Sunday, April 6, 2014


Learning to act right (40)… Skating on thin ice…

Torrey Orton

April 6, 2014

 

 Learning to predict a terminal fall at the boundary between solid and fluid

 

Learning to calculate risks is a basic achievement for the conduct of everyday life. I’m talking here of things like how many steps to take in one bite on the way up or, more saliently, down life’s stairways. How good is my chance of crossing the street against the lights between legal crossings without getting scrunched by the bus coming one way and the truck from the other? Cultural variants on this theme, and adult opportunities to re-experience childhood learnings, can be found here: http://diarybyamadman.blogspot.com.au/2014/03/travel-funnies-2014-china-torrey-orton.html .

 

As these things do, the idea of my learning to skate on thickening ice came into recent view.
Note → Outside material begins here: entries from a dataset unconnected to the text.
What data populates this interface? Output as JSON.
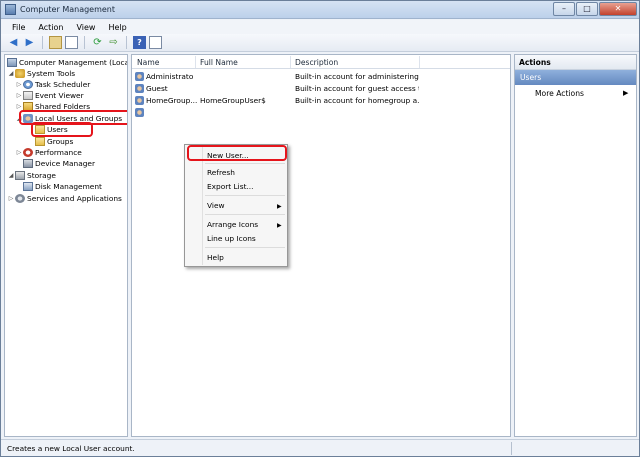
{
  "window": {
    "title": "Computer Management",
    "min": "–",
    "max": "□",
    "close": "✕"
  },
  "menu": [
    "File",
    "Action",
    "View",
    "Help"
  ],
  "toolbar": {
    "back": "◀",
    "forward": "▶",
    "refresh": "⟳",
    "export": "⇨",
    "help": "?"
  },
  "tree": {
    "root": "Computer Management (Local",
    "system_tools": "System Tools",
    "task_scheduler": "Task Scheduler",
    "event_viewer": "Event Viewer",
    "shared_folders": "Shared Folders",
    "local_users_groups": "Local Users and Groups",
    "users": "Users",
    "groups": "Groups",
    "performance": "Performance",
    "device_manager": "Device Manager",
    "storage": "Storage",
    "disk_management": "Disk Management",
    "services_apps": "Services and Applications"
  },
  "list": {
    "columns": [
      "Name",
      "Full Name",
      "Description"
    ],
    "rows": [
      {
        "name": "Administrator",
        "full_name": "",
        "description": "Built-in account for administering..."
      },
      {
        "name": "Guest",
        "full_name": "",
        "description": "Built-in account for guest access t..."
      },
      {
        "name": "HomeGroup...",
        "full_name": "HomeGroupUser$",
        "description": "Built-in account for homegroup a..."
      }
    ]
  },
  "actions": {
    "header": "Actions",
    "section": "Users",
    "more": "More Actions",
    "more_arrow": "▶"
  },
  "context_menu": {
    "new_user": "New User...",
    "refresh": "Refresh",
    "export_list": "Export List...",
    "view": "View",
    "arrange_icons": "Arrange Icons",
    "line_up_icons": "Line up Icons",
    "help": "Help",
    "submenu_arrow": "▶"
  },
  "status": {
    "text": "Creates a new Local User account."
  },
  "colors": {
    "highlight": "#e5141b",
    "actions_section": "#6489c0"
  }
}
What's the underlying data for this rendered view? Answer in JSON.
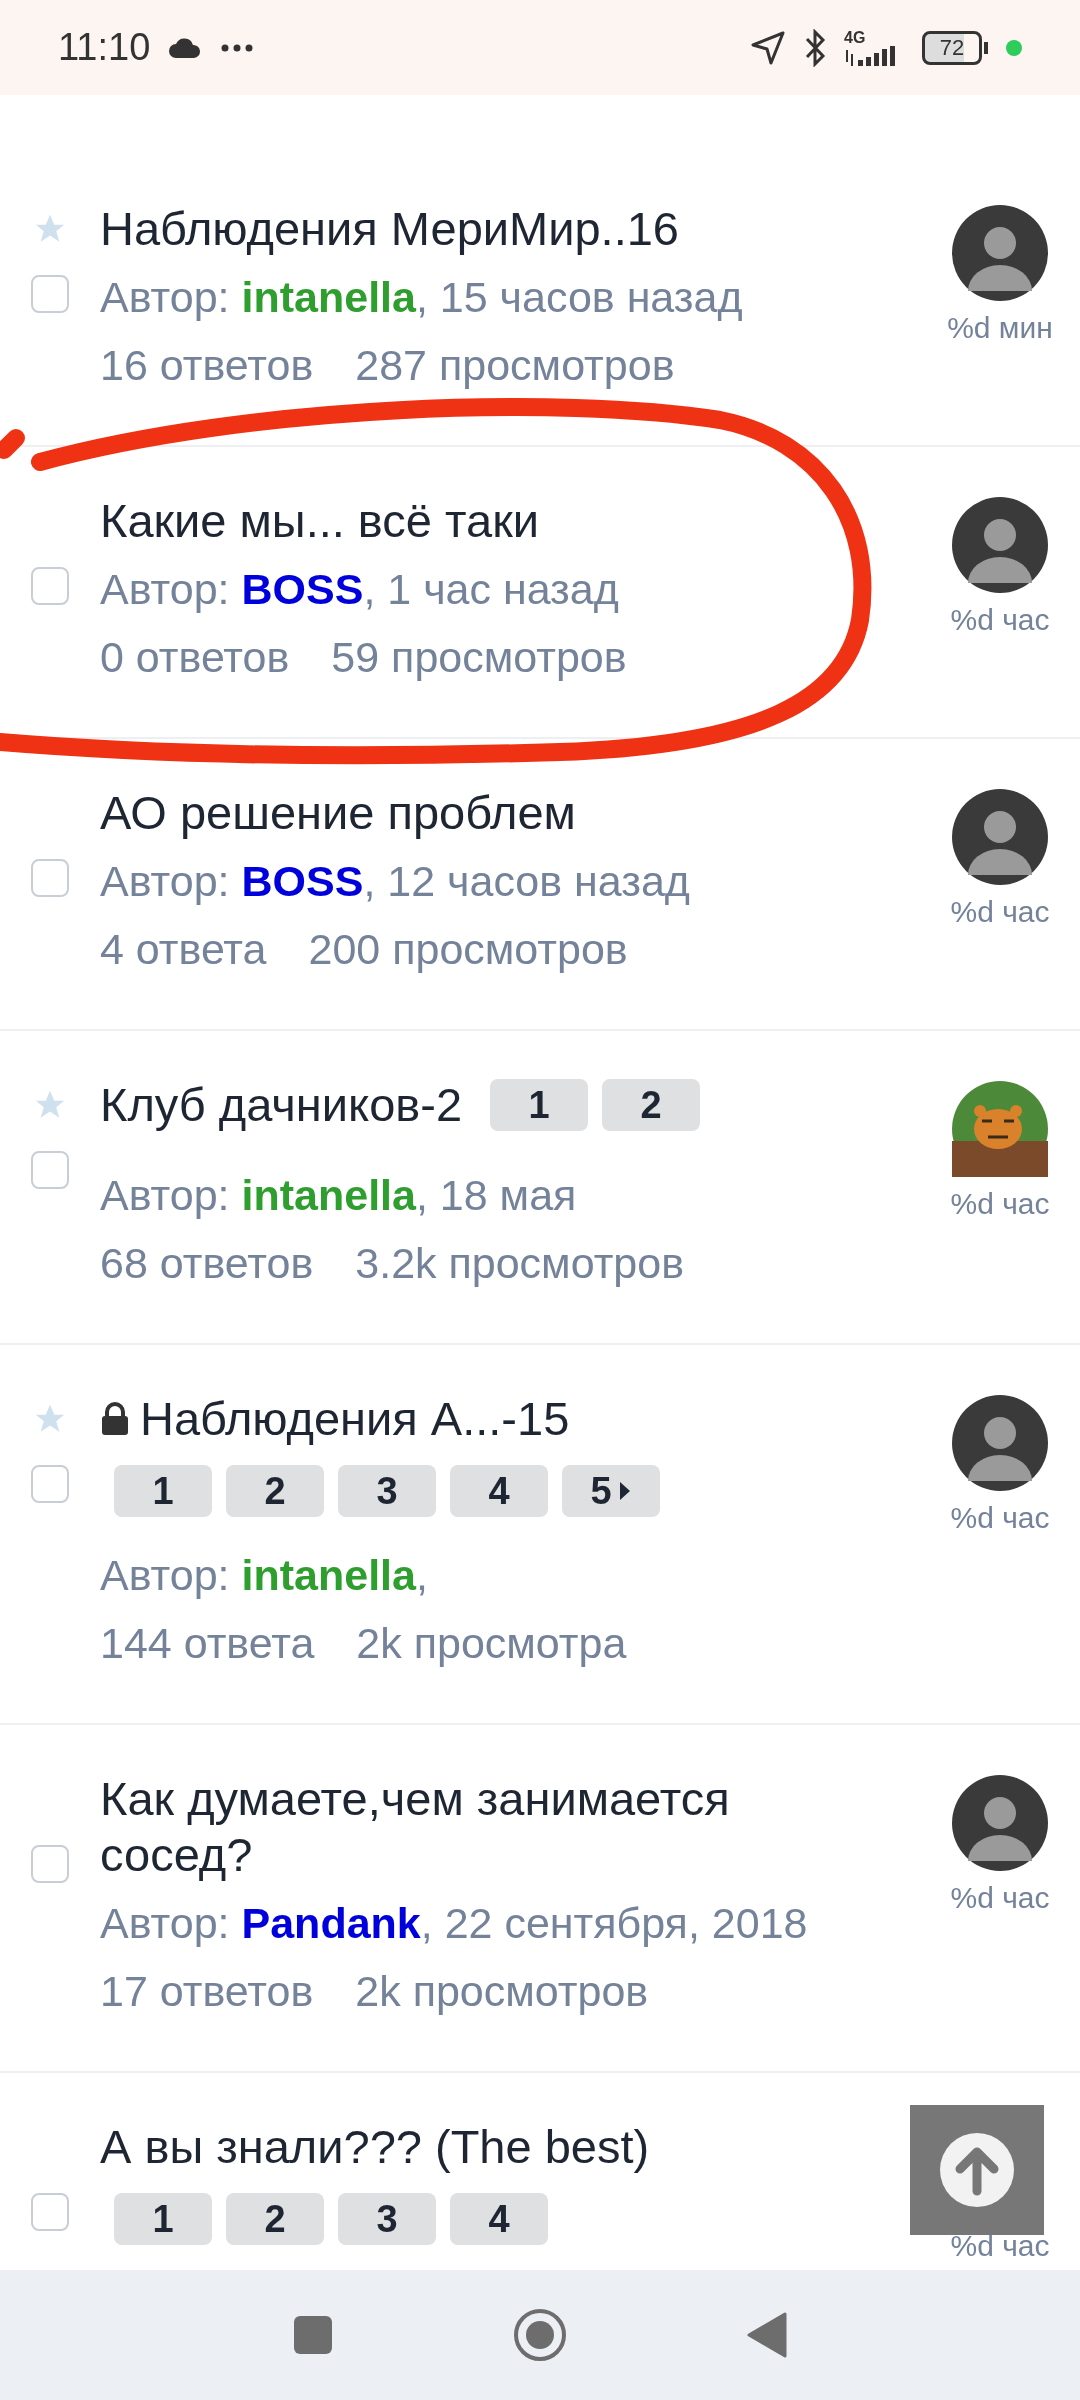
{
  "status_bar": {
    "time": "11:10",
    "network": "4G",
    "battery": "72"
  },
  "topics": [
    {
      "title": "Наблюдения МериМир..16",
      "starred": true,
      "locked": false,
      "checked": false,
      "author_label": "Автор:",
      "author": {
        "name": "intanella",
        "color": "#2e9e2e"
      },
      "date": ", 15 часов назад",
      "replies": "16 ответов",
      "views": "287 просмотров",
      "avatar": {
        "kind": "person"
      },
      "last_post": "%d мин"
    },
    {
      "title": "Какие мы... всё таки",
      "starred": false,
      "locked": false,
      "checked": false,
      "author_label": "Автор:",
      "author": {
        "name": "BOSS",
        "color": "#0000dd"
      },
      "date": ", 1 час назад",
      "replies": "0 ответов",
      "views": "59 просмотров",
      "avatar": {
        "kind": "person"
      },
      "last_post": "%d час"
    },
    {
      "title": "АО решение проблем",
      "starred": false,
      "locked": false,
      "checked": false,
      "author_label": "Автор:",
      "author": {
        "name": "BOSS",
        "color": "#0000dd"
      },
      "date": ", 12 часов назад",
      "replies": "4 ответа",
      "views": "200 просмотров",
      "avatar": {
        "kind": "person"
      },
      "last_post": "%d час"
    },
    {
      "title": "Клуб дачников-2",
      "starred": true,
      "locked": false,
      "checked": false,
      "pages_inline": true,
      "pages": [
        "1",
        "2"
      ],
      "more_pages": false,
      "author_label": "Автор:",
      "author": {
        "name": "intanella",
        "color": "#2e9e2e"
      },
      "date": ", 18 мая",
      "replies": "68 ответов",
      "views": "3.2k просмотров",
      "last_post": "%d час"
    },
    {
      "title": "Наблюдения А...-15",
      "starred": true,
      "locked": true,
      "checked": false,
      "pages_inline": false,
      "pages": [
        "1",
        "2",
        "3",
        "4",
        "5"
      ],
      "more_pages": true,
      "author_label": "Автор:",
      "author": {
        "name": "intanella",
        "color": "#2e9e2e"
      },
      "date": ",",
      "replies": "144 ответа",
      "views": "2k просмотра",
      "avatar": {
        "kind": "person"
      },
      "last_post": "%d час"
    },
    {
      "title": "Как думаете,чем занимается сосед?",
      "starred": false,
      "locked": false,
      "checked": false,
      "author_label": "Автор:",
      "author": {
        "name": "Pandank",
        "color": "#0000dd"
      },
      "date": ", 22 сентября, 2018",
      "replies": "17 ответов",
      "views": "2k просмотров",
      "avatar": {
        "kind": "person"
      },
      "last_post": "%d час"
    },
    {
      "title": "А вы знали??? (The best)",
      "starred": false,
      "locked": false,
      "checked": false,
      "pages_inline": false,
      "pages": [
        "1",
        "2",
        "3",
        "4"
      ],
      "more_pages": false,
      "last_post": "%d час"
    }
  ]
}
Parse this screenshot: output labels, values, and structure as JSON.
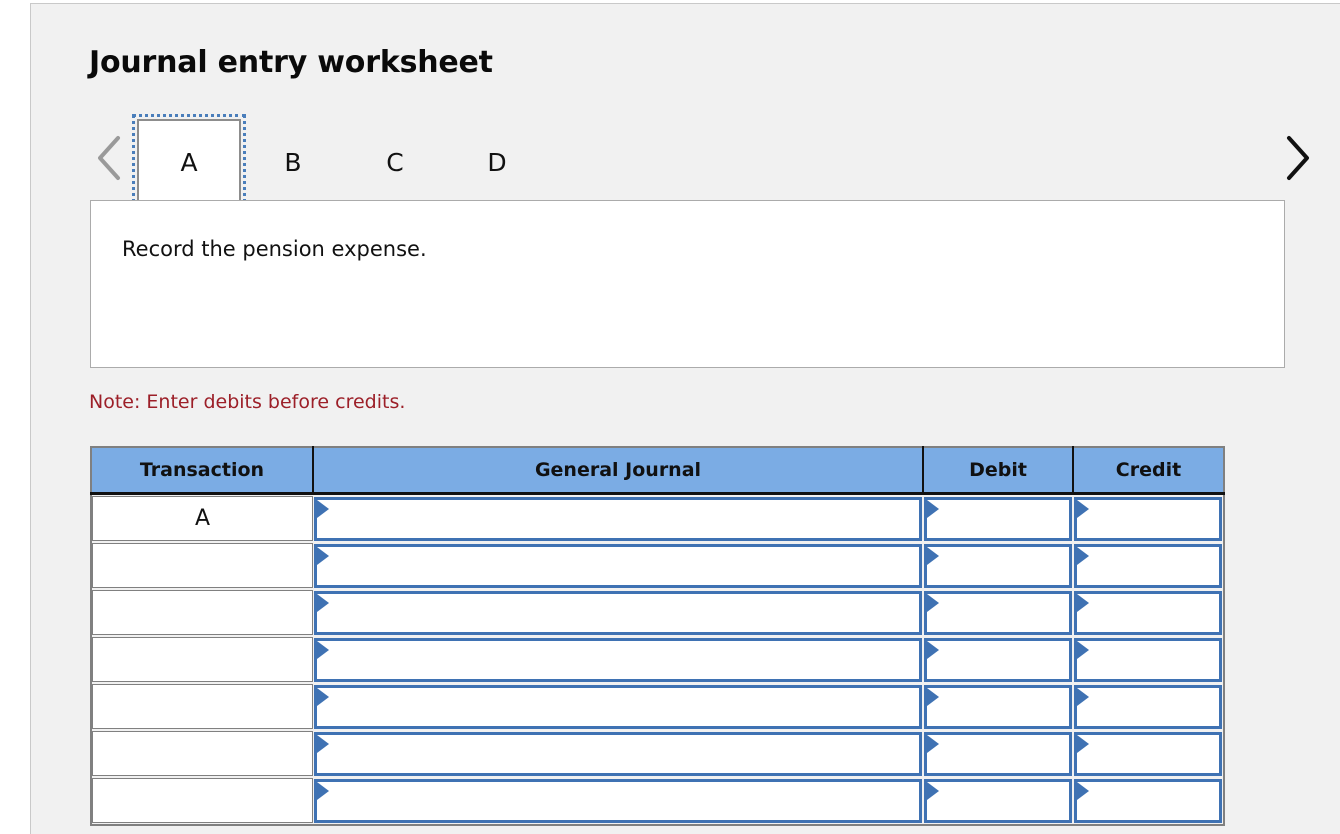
{
  "worksheet": {
    "title": "Journal entry worksheet",
    "prompt": "Record the pension expense.",
    "note": "Note: Enter debits before credits."
  },
  "nav": {
    "prev_icon": "chevron-left-icon",
    "next_icon": "chevron-right-icon",
    "prev_enabled": false,
    "next_enabled": true,
    "prev_color": "#9a9a9a",
    "next_color": "#111111"
  },
  "tabs": [
    {
      "label": "A",
      "active": true
    },
    {
      "label": "B",
      "active": false
    },
    {
      "label": "C",
      "active": false
    },
    {
      "label": "D",
      "active": false
    }
  ],
  "table": {
    "headers": [
      "Transaction",
      "General Journal",
      "Debit",
      "Credit"
    ],
    "rows": [
      {
        "transaction": "A",
        "general_journal": "",
        "debit": "",
        "credit": ""
      },
      {
        "transaction": "",
        "general_journal": "",
        "debit": "",
        "credit": ""
      },
      {
        "transaction": "",
        "general_journal": "",
        "debit": "",
        "credit": ""
      },
      {
        "transaction": "",
        "general_journal": "",
        "debit": "",
        "credit": ""
      },
      {
        "transaction": "",
        "general_journal": "",
        "debit": "",
        "credit": ""
      },
      {
        "transaction": "",
        "general_journal": "",
        "debit": "",
        "credit": ""
      },
      {
        "transaction": "",
        "general_journal": "",
        "debit": "",
        "credit": ""
      }
    ]
  },
  "colors": {
    "header_blue": "#7bace4",
    "field_blue": "#3f72b3",
    "note_red": "#9c1f28",
    "panel_bg": "#f1f1f1"
  }
}
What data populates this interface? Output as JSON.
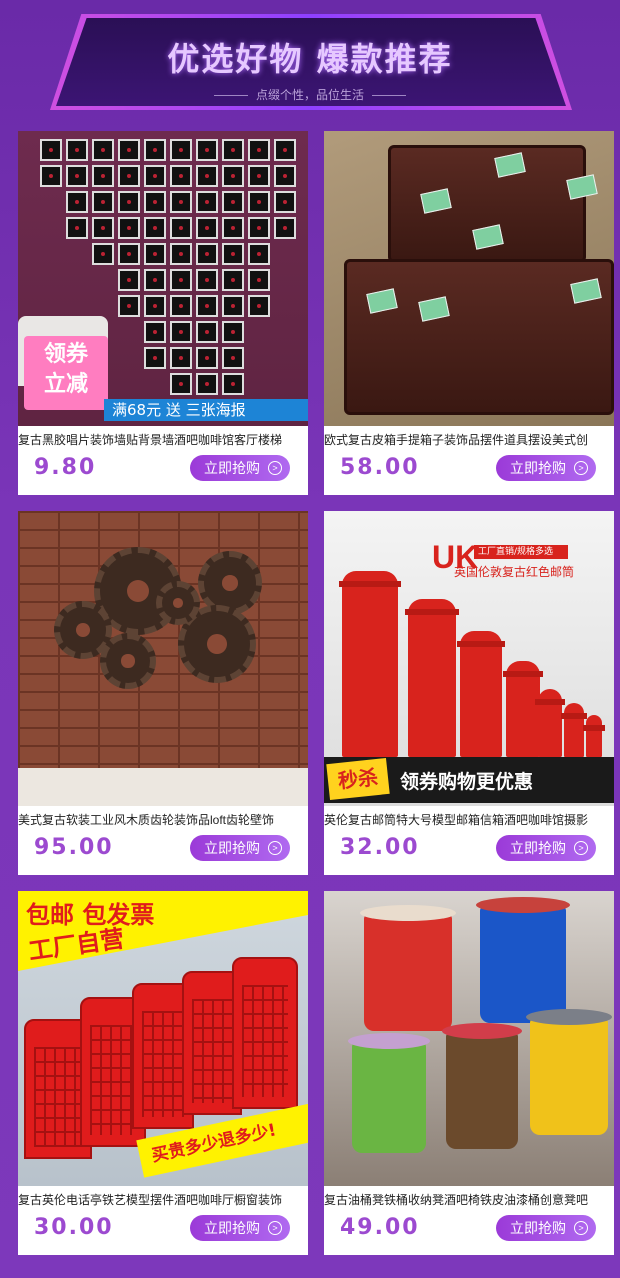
{
  "header": {
    "title": "优选好物 爆款推荐",
    "subtitle": "点缀个性，品位生活"
  },
  "buy_label": "立即抢购",
  "products": [
    {
      "name": "复古黑胶唱片装饰墙贴背景墙酒吧咖啡馆客厅楼梯",
      "price": "9.80",
      "promo_badge": "领券\n立减",
      "promo_bar": "满68元 送 三张海报"
    },
    {
      "name": "欧式复古皮箱手提箱子装饰品摆件道具摆设美式创",
      "price": "58.00"
    },
    {
      "name": "美式复古软装工业风木质齿轮装饰品loft齿轮壁饰",
      "price": "95.00"
    },
    {
      "name": "英伦复古邮筒特大号模型邮箱信箱酒吧咖啡馆摄影",
      "price": "32.00",
      "logo": "UK",
      "tag": "工厂直销/规格多选",
      "subtitle": "英国伦敦复古红色邮筒",
      "badge": "秒杀",
      "banner": "领券购物更优惠"
    },
    {
      "name": "复古英伦电话亭铁艺模型摆件酒吧咖啡厅橱窗装饰",
      "price": "30.00",
      "banner_top": "包邮 包发票",
      "banner_mid": "工厂自营",
      "banner_bottom": "买贵多少退多少!"
    },
    {
      "name": "复古油桶凳铁桶收纳凳酒吧椅铁皮油漆桶创意凳吧",
      "price": "49.00"
    }
  ]
}
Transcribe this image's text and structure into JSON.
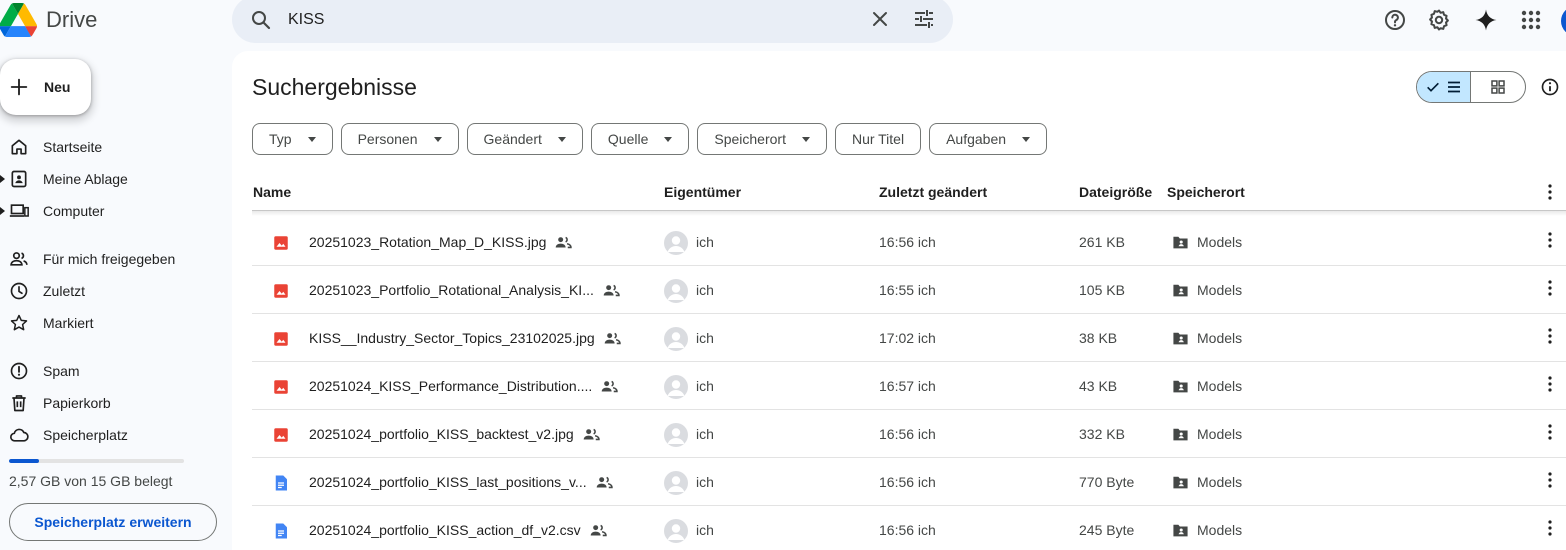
{
  "app": {
    "name": "Drive"
  },
  "search": {
    "query": "KISS"
  },
  "sidebar": {
    "new_label": "Neu",
    "items": [
      {
        "label": "Startseite"
      },
      {
        "label": "Meine Ablage"
      },
      {
        "label": "Computer"
      },
      {
        "label": "Für mich freigegeben"
      },
      {
        "label": "Zuletzt"
      },
      {
        "label": "Markiert"
      },
      {
        "label": "Spam"
      },
      {
        "label": "Papierkorb"
      },
      {
        "label": "Speicherplatz"
      }
    ],
    "storage": {
      "text": "2,57 GB von 15 GB belegt",
      "used_fraction": 0.171,
      "button": "Speicherplatz erweitern"
    }
  },
  "main": {
    "title": "Suchergebnisse",
    "filters": [
      {
        "label": "Typ",
        "dropdown": true
      },
      {
        "label": "Personen",
        "dropdown": true
      },
      {
        "label": "Geändert",
        "dropdown": true
      },
      {
        "label": "Quelle",
        "dropdown": true
      },
      {
        "label": "Speicherort",
        "dropdown": true
      },
      {
        "label": "Nur Titel",
        "dropdown": false
      },
      {
        "label": "Aufgaben",
        "dropdown": true
      }
    ],
    "columns": {
      "name": "Name",
      "owner": "Eigentümer",
      "modified": "Zuletzt geändert",
      "size": "Dateigröße",
      "location": "Speicherort"
    },
    "files": [
      {
        "name": "20251023_Rotation_Map_D_KISS.jpg",
        "type": "image",
        "owner": "ich",
        "modified": "16:56 ich",
        "size": "261 KB",
        "location": "Models"
      },
      {
        "name": "20251023_Portfolio_Rotational_Analysis_KI...",
        "type": "image",
        "owner": "ich",
        "modified": "16:55 ich",
        "size": "105 KB",
        "location": "Models"
      },
      {
        "name": "KISS__Industry_Sector_Topics_23102025.jpg",
        "type": "image",
        "owner": "ich",
        "modified": "17:02 ich",
        "size": "38 KB",
        "location": "Models"
      },
      {
        "name": "20251024_KISS_Performance_Distribution....",
        "type": "image",
        "owner": "ich",
        "modified": "16:57 ich",
        "size": "43 KB",
        "location": "Models"
      },
      {
        "name": "20251024_portfolio_KISS_backtest_v2.jpg",
        "type": "image",
        "owner": "ich",
        "modified": "16:56 ich",
        "size": "332 KB",
        "location": "Models"
      },
      {
        "name": "20251024_portfolio_KISS_last_positions_v...",
        "type": "doc",
        "owner": "ich",
        "modified": "16:56 ich",
        "size": "770 Byte",
        "location": "Models"
      },
      {
        "name": "20251024_portfolio_KISS_action_df_v2.csv",
        "type": "doc",
        "owner": "ich",
        "modified": "16:56 ich",
        "size": "245 Byte",
        "location": "Models"
      }
    ]
  },
  "colors": {
    "accent": "#0b57d0",
    "image_icon": "#ea4335",
    "doc_icon": "#4285f4",
    "selected_view": "#c2e7ff",
    "search_bg": "#e9eef6"
  }
}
Especially to skate on clear ice. Clear ice means this: when you walk on it you can see straight into the water. On very clear ice it’s hard to tell that the ice is there. It is the colour of the underlying water. I grew up looking down a hill big enough to provide an extremely beginners ski slope (20 meter rise) onto a small New England pond (about 200 meters by 50 meters), the sort which seems to make up about ¼ of the surface area of the region.

 

We started learning about ice when we were in nappies…which is to learn about the progress of winter from turning of the leaves to slight freezing of the ground with increasing periods of frost on grass and puddles along the way to earth frozen to a concrete consistency and ice carrying a hundred people sliding around with greater and lesser finesse. Snow may or may not appear anywhere along this transition.

 

So by age four or five we would amble down to check the pond’s willingness to be crossed dry-footed. New ice can be safe yet cracking, the progress of skating being a pushing along the wave of the ice flowing down and up as one passes. If you haven’t experienced this phenomenon, tough. I can’t think of a similar elsewhere in nature except for a lava flow which fails the similarity test by starting with death from the ride rather than ending with ice, though ice is also greatas the poet said (Robert Frost, appropriately, in Fire and Ice, refusing to complete the implicit ‘nice’ for a rhyme).

 

Then, there was the problem of varying ice depth across the pond, arising from the faster flow of the stream part of the pond in some areas, and not just the obvious ones near where the stream ran into it and out of it. This danger is perceptible with practice (usually including some drops into the water). Skill growth is marked by a reduction in the number of feet dropped together and how far (also feet in those days!). Skill improvement requires the perennial favourites: cautious and a delicate testing touch with toe or stick, often noted by their absence among risk takers.

 

What we learned to solve here was a repeated pile of rice problem: at what height of added grains will it collapse. For skaters the collapse of the ice will be wet feet at least and drowning at most. Learning to judge the risk involves a lot of factors underpinned by the ignorant fearlessness of the young and sustained by their invariable superiority to adults in perceptual sensitivity and reflex action speeds, coupled with their relative lack of weight! A rice collapse will just be a mess, unless you are in a storage silo.

 

I don’t know that I’d try a newly glazed pond surface these days, but my chance of seeing one are slim. I don’t usually go north for winter. That dogs and deer often fail this learning test is one sign of its difficulty, especially when the ice surface is snow-covered – a degree of difficulty in discernment beyond most people’s capability.